Streams

Similar to a dataset, a stream is a representation of data from when it lands in Foundry through when it is processed by a downstream system. A stream is a wrapper around a collection of rows which are stored by both a persistent “hot buffer” and “cold storage” backed by a file system. The benefit of using Foundry streams is they provide the same primitives as a Foundry dataset (branching, version control, permission management, schema management, etc) while also providing a low latency view of the data.
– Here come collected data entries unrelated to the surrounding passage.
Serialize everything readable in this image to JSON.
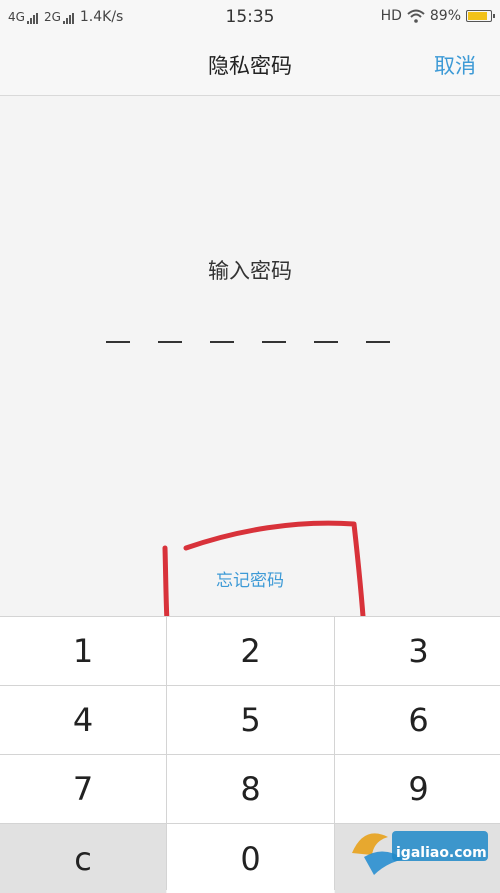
{
  "status_bar": {
    "net1_label": "4G",
    "net2_label": "2G",
    "speed": "1.4K/s",
    "time": "15:35",
    "hd_label": "HD",
    "battery_text": "89%",
    "battery_level_percent": 89,
    "battery_color": "#f2c21a"
  },
  "header": {
    "title": "隐私密码",
    "cancel_label": "取消"
  },
  "main": {
    "prompt": "输入密码",
    "pin_length": 6,
    "forgot_label": "忘记密码"
  },
  "keypad": {
    "keys": [
      "1",
      "2",
      "3",
      "4",
      "5",
      "6",
      "7",
      "8",
      "9",
      "c",
      "0",
      ""
    ]
  },
  "watermark": {
    "text": "igaliao.com"
  },
  "colors": {
    "accent": "#3d9ad6",
    "annotation": "#d8323a"
  }
}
Streams are inherently tabular and, therefore, inherently structured. They are stored in open source formats such as Avro ↗, along with metadata about the columns themselves. This metadata is stored alongside the stream as a schema.

Stream storage

Hot buffer

As records flow into a Foundry stream, they are stored in a hot buffer that is available in low latency for all downstream applications that support reading streams. This hot buffer is critical for enabling low latency transforms and availability. It provides at-least-once semantics for data ingestion and optional exactly-once semantics for data processing in platform.

Cold buffer

All data from within a Foundry stream is transferred from the hot buffer to the cold storage every few minutes. We call this process "archiving", and it makes the data available as a standard Foundry dataset. This means that any Foundry application can operate on streaming data, even if it doesn’t process data in real-time from the hot buffer. The dataset view of a Foundry stream behaves exactly as a standard Foundry dataset in the platform.

Stream processing

Read data from a stream

Foundry products with low latency enabled are able to read a hybrid view of the data. By reading data from both the hot and cold storage layers, products can provide a complete view of the data. This view gives products access to the low latency records still in hot storage and older data that has been transferred to cold storage. In this way, a Foundry stream can have the benefits of both the low latency of hot storage and the lower storage costs of cold storage.

Transactions

Unlike standard Foundry datasets, streams do not have transaction boundaries inherent in the stream themselves. Instead, each row is treated as its own transaction, and state is tracked on a per row basis. This allows a stream to be read at a granular level so Foundry can support push-based transformations without requiring batching or polling.

Stream types

You can configure stream types for each of your streams based on its throughput needs. These stream type settings apply to how streams write data to the hot buffer storage mentioned above. You should only need to modify the stream type settings if stream metrics indicate the stream is being bottlenecked when writing to the hot buffer storage. Latency and throughput are tradeoffs, so only set high throughput/compressed stream types after inspecting stream metrics. We support the following stream configurations:

High Throughput: This is best for streams that send large amounts of data every second. Enabling this stream type might introduce some non-zero latency at the expense of a higher throughput. Therefore, before you enable it you should inspect stream metrics. If the average batch size is equal to the max batch size or if the job fails because of Kafka producer batches expiring, you might need to enable the high throughput setting.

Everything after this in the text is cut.